We remained in our nephew’s life because his life at home wasn’t the best and my brother-in-law wasn’t prepared to take care of his son as he got his life back on track. We were happy to watch & babysit Jayden whenever we could. Our goal was to keep him away from second hand smoke to help his lungs develop. Since we first met him, we’ve taken him to the doctor’s just about every other week. He had croup and developed what was beginning to look like infant’s asthma.
Our new plan was to watch him as much as possible and help his lungs develop and get back on the track they should be on. Once the mother stopped caring we knew we had to step in. We knew we could offer the care and support he needed to survive so early in his little life. This meant we were going to fight for custody.
Next thing we know, the mother is out of the picture, she didn’t call or txt or anything. She disappeared to be off the grid. As another month and a half goes by we decided to get a lawyer and fight for custody since the mother has abandoned the child. It was our responsibility and duty to meet his needs and help him survive, by any means necessary.
Of course we prayed and prayed throughout the entire process that God would provide and He has never let us down. We’ve been able to meet every need and pay every bill. Our Church blessed us and so did our community, from clothes to food to toys and other things a baby needs, even a place to sleep and bathe and get dressed. Everything needed was taken care of. And all we did was be obedient to God and take care of our nephew like he was our own child.
We were prepared to go to apply for financial assistance to help pay for the lawyer to get custody. It took a lot of prayer and a lot of unselfishness and a lot of help from our friends and loved one. But we were ready to what is right for this child.
Out of the blue we get a phone call. It’s DHS asking to talk to us about our nephew. This could be good or bad. I mean, extremely good, or extremely bad. This could change everything. Again.
Next thing you know, DHS is on our nephew’s side, which meant they were on our side. Because we were taking care of him for over a month, they knew it was in the best interest of the child to stay at the safe-haven his was at. This kid had a fighting chance. We were right there by his side to do the right thing and do what ever it takes. DHS had to approve us before they would allow him to stay with us. In fact, they wanted us to become his temporary foster parents and they would help assist his financial needs each month. Again, he had a fighting chance, and an aunt and uncle to fight with him and fight for him. On the 7th day, we were approved and certified foster care parents.
So here we are. Looking back to two years ago. Even if you look back one year ago, we never imagined this being our outcome. We never saw this coming. Being newlyweds. We didn’t expect or plan this. But God knew all along. He had a plan. He had an expectation of us. It’s funny because Courtney (before meeting me) wanted to have a child early on in marriage and create a family right away. It’s funny because I said I didn’t want to have kids right away, I wanted to adopt instead… that was before I met Courtney.
And even though we both changed our minds and were willing to give up our selfish needs for the other’s wants and desires, we both essentially got what we wanted all along. Holy God. Seriously.

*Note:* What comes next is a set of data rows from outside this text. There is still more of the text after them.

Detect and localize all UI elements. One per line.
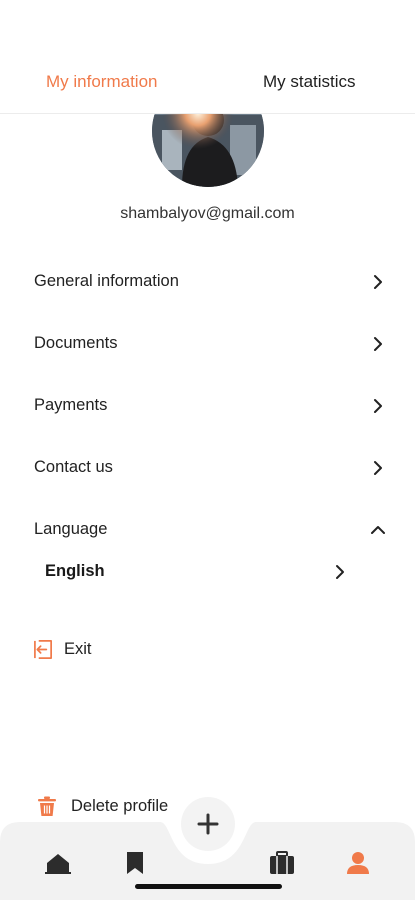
menu-item-general-information[interactable]: General information bbox=[0, 262, 415, 302]
bookmark-icon[interactable] bbox=[122, 851, 148, 875]
home-icon[interactable] bbox=[45, 851, 71, 875]
menu-item-payments[interactable]: Payments bbox=[0, 386, 415, 426]
chevron-right-icon bbox=[374, 399, 382, 413]
exit-label: Exit bbox=[64, 640, 92, 658]
chevron-right-icon bbox=[374, 275, 382, 289]
plus-icon bbox=[197, 813, 219, 835]
profile-icon[interactable] bbox=[345, 851, 371, 875]
language-option-english[interactable]: English bbox=[45, 562, 105, 581]
tab-my-statistics[interactable]: My statistics bbox=[263, 72, 356, 92]
briefcase-icon[interactable] bbox=[269, 851, 295, 875]
menu-item-label: Documents bbox=[34, 334, 118, 352]
add-button[interactable] bbox=[181, 797, 235, 851]
menu-item-language[interactable]: Language bbox=[0, 510, 415, 550]
menu-item-documents[interactable]: Documents bbox=[0, 324, 415, 364]
menu-item-label: Payments bbox=[34, 396, 108, 414]
profile-email: shambalyov@gmail.com bbox=[120, 205, 295, 222]
home-indicator bbox=[135, 884, 282, 889]
chevron-right-icon bbox=[374, 337, 382, 351]
menu-item-label: General information bbox=[34, 272, 179, 290]
language-label: Language bbox=[34, 520, 108, 538]
chevron-right-icon bbox=[374, 461, 382, 475]
tab-my-information[interactable]: My information bbox=[46, 72, 157, 92]
chevron-up-icon bbox=[371, 526, 385, 534]
menu-item-label: Contact us bbox=[34, 458, 113, 476]
menu-item-contact-us[interactable]: Contact us bbox=[0, 448, 415, 488]
chevron-right-icon[interactable] bbox=[332, 564, 348, 580]
delete-profile-label: Delete profile bbox=[71, 797, 169, 815]
exit-icon bbox=[34, 640, 52, 659]
trash-icon bbox=[38, 796, 56, 816]
profile-tabs: My information My statistics bbox=[0, 58, 415, 114]
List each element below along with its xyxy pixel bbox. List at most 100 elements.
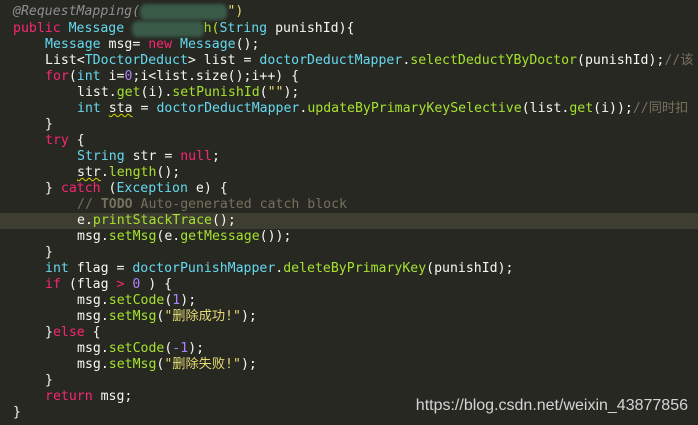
type-name: String: [219, 21, 268, 36]
code-line: try {: [0, 133, 698, 149]
string-literal: "删除成功!": [164, 309, 241, 324]
keyword: return: [45, 389, 93, 404]
type-name: String: [77, 149, 125, 164]
code-text: .: [100, 165, 109, 180]
keyword: null: [180, 149, 212, 164]
code-text: (punishId);: [426, 261, 514, 276]
code-line: int flag = doctorPunishMapper.deleteByPr…: [0, 261, 698, 277]
type-name: Message: [172, 37, 236, 52]
code-line: msg.setMsg("删除失败!");: [0, 357, 698, 373]
code-text: punishId){: [267, 21, 355, 36]
code-text: ();: [211, 213, 236, 228]
comment: //同时扣: [632, 101, 689, 116]
code-line: }: [0, 373, 698, 389]
code-line: int sta = doctorDeductMapper.updateByPri…: [0, 101, 698, 117]
code-text: msg.: [77, 309, 109, 324]
code-line: String str = null;: [0, 149, 698, 165]
code-line: @RequestMapping(xxxxxxxxxxx"): [0, 4, 698, 20]
code-line: }: [0, 245, 698, 261]
code-text: }: [45, 117, 53, 132]
code-editor[interactable]: @RequestMapping(xxxxxxxxxxx") public Mes…: [0, 0, 698, 425]
keyword: new: [148, 37, 173, 52]
method-name: printStackTrace: [92, 213, 212, 228]
keyword: if: [45, 277, 61, 292]
code-text: );: [240, 309, 257, 324]
keyword: int: [77, 101, 101, 116]
code-text: }: [45, 181, 61, 196]
field-name: doctorPunishMapper: [132, 261, 276, 276]
code-line: list.get(i).setPunishId("");: [0, 85, 698, 101]
code-line: }: [0, 117, 698, 133]
code-text: msg: [100, 37, 133, 52]
code-text: flag =: [68, 261, 133, 276]
code-line: if (flag > 0 ) {: [0, 277, 698, 293]
method-name: get: [116, 85, 141, 100]
code-text: ;: [211, 149, 220, 164]
code-text: ());: [259, 229, 292, 244]
type-name: TDoctorDeduct: [84, 53, 188, 68]
code-text: {: [84, 325, 101, 340]
code-text: ) {: [140, 277, 173, 292]
code-text: sta: [108, 101, 133, 116]
annotation: @RequestMapping(: [13, 4, 141, 19]
method-name: setCode: [108, 341, 165, 356]
code-text: msg.: [77, 357, 109, 372]
string-literal: "": [267, 85, 284, 100]
code-line: msg.setMsg("删除成功!");: [0, 309, 698, 325]
code-line: Message msg= new Message();: [0, 37, 698, 53]
code-text: =: [132, 101, 157, 116]
keyword: int: [45, 261, 69, 276]
code-text: List<: [45, 53, 85, 68]
code-text: (: [68, 69, 77, 84]
method-name: selectDeductYByDoctor: [410, 53, 577, 68]
code-text: );: [283, 85, 300, 100]
code-line-current: e.printStackTrace();: [0, 213, 698, 229]
code-line: }else {: [0, 325, 698, 341]
code-text: e.: [77, 213, 93, 228]
keyword: try: [45, 133, 69, 148]
method-name: length: [108, 165, 157, 180]
code-text: );: [188, 341, 205, 356]
code-text: str: [77, 165, 101, 180]
code-text: ;i<list.size();i++) {: [132, 69, 300, 84]
keyword: int: [76, 69, 101, 84]
method-name: setMsg: [108, 229, 157, 244]
code-text: (punishId);: [577, 53, 665, 68]
code-text: }: [13, 405, 21, 420]
string-literal: "删除失败!": [164, 357, 241, 372]
code-line: msg.setCode(-1);: [0, 341, 698, 357]
method-name: setCode: [108, 293, 165, 308]
comment: Auto-generated catch block: [132, 197, 347, 212]
todo-marker: TODO: [100, 197, 133, 212]
field-name: doctorDeductMapper: [259, 53, 403, 68]
code-text: list.: [77, 85, 117, 100]
code-text: ();: [156, 165, 181, 180]
code-line: msg.setCode(1);: [0, 293, 698, 309]
code-text: (i).: [140, 85, 173, 100]
code-line: for(int i=0;i<list.size();i++) {: [0, 69, 698, 85]
method-name: updateByPrimaryKeySelective: [307, 101, 522, 116]
code-text: );: [240, 357, 257, 372]
code-text: }: [45, 245, 53, 260]
keyword: public: [13, 21, 61, 36]
code-text: (i));: [593, 101, 633, 116]
method-name: h(: [203, 21, 220, 36]
code-text: ();: [235, 37, 260, 52]
code-text: }: [45, 325, 53, 340]
code-line: List<TDoctorDeduct> list = doctorDeductM…: [0, 53, 698, 69]
code-line: str.length();: [0, 165, 698, 181]
code-text: e) {: [187, 181, 228, 196]
code-text: i=: [100, 69, 125, 84]
code-text: msg.: [77, 341, 109, 356]
code-line: } catch (Exception e) {: [0, 181, 698, 197]
code-text: msg.: [77, 229, 109, 244]
type-name: Exception: [116, 181, 188, 196]
string-literal: "): [227, 4, 244, 19]
code-text: (e.: [156, 229, 181, 244]
code-text: );: [180, 293, 197, 308]
code-line: public Message xxxxxxxxxh(String punishI…: [0, 21, 698, 37]
redacted-text: xxxxxxxxx: [132, 21, 204, 37]
method-name: getMessage: [180, 229, 260, 244]
code-line: // TODO Auto-generated catch block: [0, 197, 698, 213]
keyword: else: [52, 325, 85, 340]
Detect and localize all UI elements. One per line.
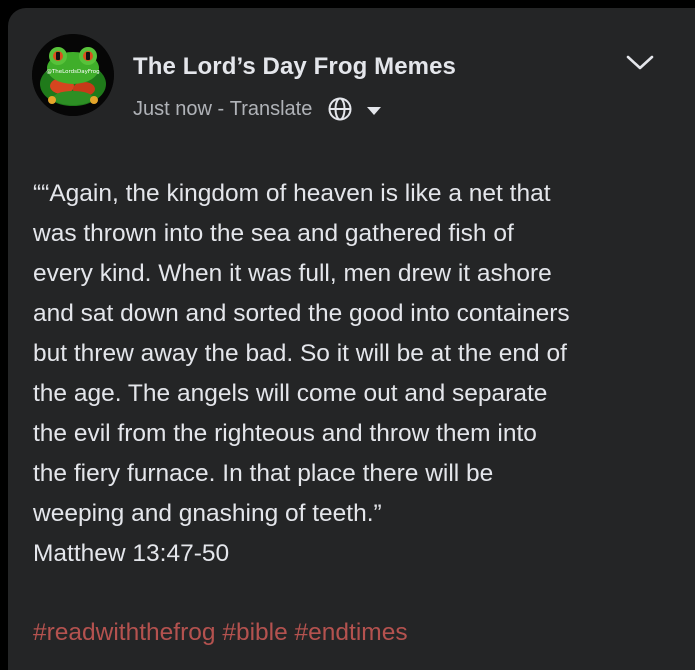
post-body-line: the evil from the righteous and throw th…: [33, 420, 537, 447]
scripture-reference: Matthew 13:47-50: [33, 540, 230, 567]
caret-down-icon[interactable]: [367, 106, 382, 115]
globe-icon[interactable]: [327, 96, 353, 122]
translate-link[interactable]: Translate: [230, 98, 313, 121]
hashtag-row: #readwiththefrog #bible #endtimes: [33, 613, 408, 653]
meta-separator: -: [211, 97, 230, 120]
post-body-line: but threw away the bad. So it will be at…: [33, 340, 567, 367]
hashtag-bible[interactable]: #bible: [222, 619, 287, 646]
post-meta: Just now - Translate: [133, 96, 382, 122]
post-body-line: the fiery furnace. In that place there w…: [33, 460, 494, 487]
chevron-down-icon[interactable]: [623, 50, 657, 74]
post-body-line: ““Again, the kingdom of heaven is like a…: [33, 180, 551, 207]
post-timestamp[interactable]: Just now: [133, 98, 212, 121]
frog-avatar-image: @TheLordsDayFrog: [32, 34, 114, 116]
post-card: @TheLordsDayFrog The Lord’s Day Frog Mem…: [8, 8, 695, 670]
page-avatar[interactable]: @TheLordsDayFrog: [32, 34, 114, 116]
post-body: ““Again, the kingdom of heaven is like a…: [33, 174, 693, 574]
page-name[interactable]: The Lord’s Day Frog Memes: [133, 53, 456, 81]
hashtag-readwiththefrog[interactable]: #readwiththefrog: [33, 619, 216, 646]
post-body-line: weeping and gnashing of teeth.”: [33, 500, 382, 527]
avatar-watermark: @TheLordsDayFrog: [46, 69, 99, 75]
post-body-line: the age. The angels will come out and se…: [33, 380, 548, 407]
hashtag-endtimes[interactable]: #endtimes: [295, 619, 408, 646]
post-body-line: was thrown into the sea and gathered fis…: [33, 220, 514, 247]
post-body-line: every kind. When it was full, men drew i…: [33, 260, 552, 287]
post-body-line: and sat down and sorted the good into co…: [33, 300, 570, 327]
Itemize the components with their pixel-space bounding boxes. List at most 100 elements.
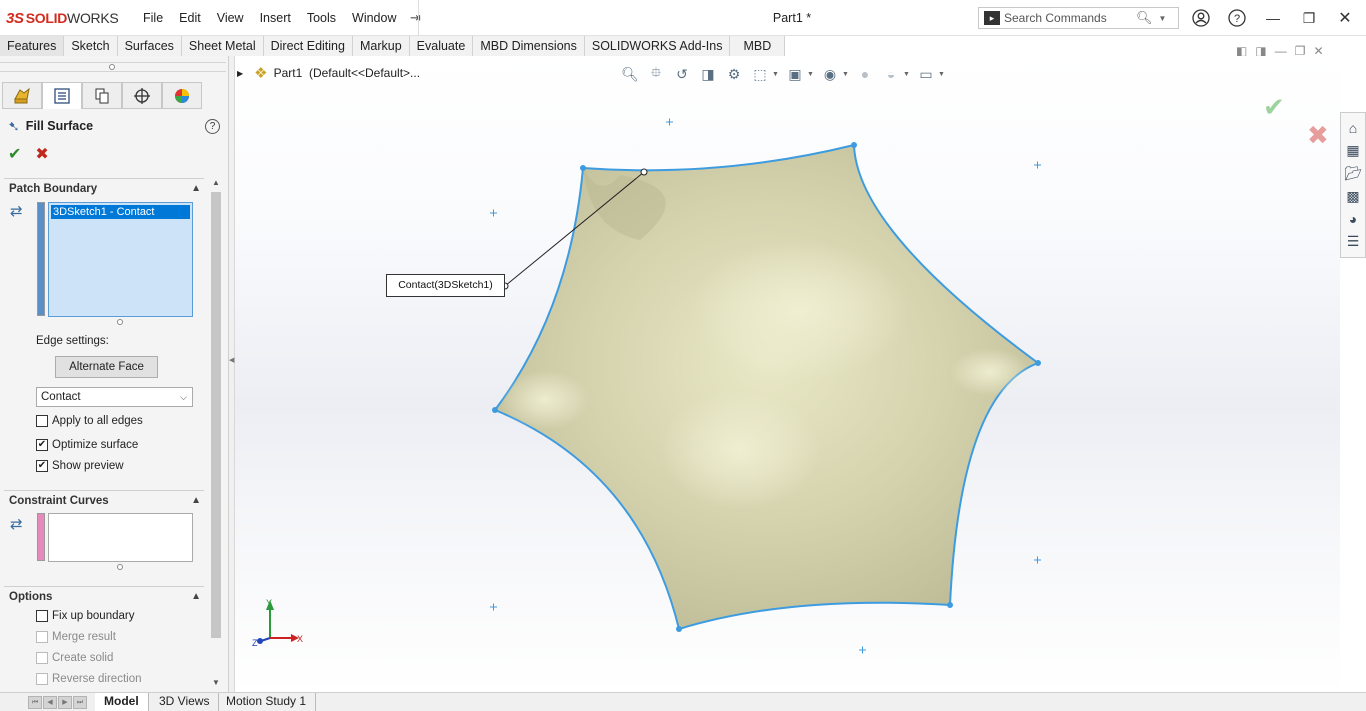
scroll-down-icon[interactable]: ▼ — [209, 678, 223, 690]
next-tab-icon[interactable]: ▶ — [58, 696, 72, 709]
menu-edit[interactable]: Edit — [171, 0, 209, 36]
menu-view[interactable]: View — [209, 0, 252, 36]
custom-properties-icon[interactable]: ☰ — [1347, 233, 1360, 250]
search-commands[interactable]: ▸ 🔍︎ ▼ — [978, 7, 1179, 29]
tab-evaluate[interactable]: Evaluate — [409, 36, 474, 56]
constraint-curves-list[interactable] — [48, 513, 193, 562]
panel-grip[interactable] — [0, 62, 226, 72]
chevron-down-icon[interactable]: ▼ — [903, 71, 911, 78]
optimize-surface-checkbox[interactable]: ✔ Optimize surface — [36, 439, 138, 451]
tab-sheet-metal[interactable]: Sheet Metal — [181, 36, 264, 56]
tab-mbd-dimensions[interactable]: MBD Dimensions — [473, 36, 585, 56]
collapse-panel-icon[interactable]: ◀ — [229, 356, 234, 364]
expand-arrow-icon[interactable]: ▶ — [237, 69, 243, 78]
chevron-down-icon[interactable]: ▼ — [938, 71, 946, 78]
tab-feature-manager[interactable] — [2, 82, 42, 109]
zoom-to-fit-icon[interactable]: 🔍︎ — [619, 64, 641, 84]
chevron-down-icon[interactable]: ▼ — [842, 71, 850, 78]
chevron-down-icon[interactable]: ▼ — [1159, 14, 1167, 23]
prev-tab-icon[interactable]: ◀ — [43, 696, 57, 709]
collapse-icon[interactable]: ▲ — [191, 183, 201, 194]
parts-icon[interactable]: ▦ — [1346, 142, 1359, 159]
tab-sketch[interactable]: Sketch — [64, 36, 118, 56]
tab-model[interactable]: Model — [95, 693, 149, 711]
tab-direct-editing[interactable]: Direct Editing — [263, 36, 353, 56]
search-input[interactable] — [1004, 11, 1134, 25]
fix-up-boundary-checkbox[interactable]: Fix up boundary — [36, 610, 134, 622]
close-icon[interactable]: ✕ — [1335, 8, 1355, 28]
tab-3d-views[interactable]: 3D Views — [150, 693, 220, 711]
menu-file[interactable]: File — [135, 0, 171, 36]
menu-window[interactable]: Window — [344, 0, 404, 36]
scroll-up-icon[interactable]: ▲ — [209, 178, 223, 190]
display-style-icon[interactable]: ▣ — [784, 64, 806, 84]
checkbox-box[interactable]: ✔ — [36, 460, 48, 472]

God is beyond amazing. Just look at this underdog story. He took the death of a baby. He took a fear of a teenager. He took a motherly instinct. He combined it all, and made a testimonial gumbo of goodness and grace and triumph. He made it all through two babies and a married couple. This was all apart of His design. He knew it would come to this. He knew this would happen. The scenario is so unique and abstract; the only intervention possible would have to be divine.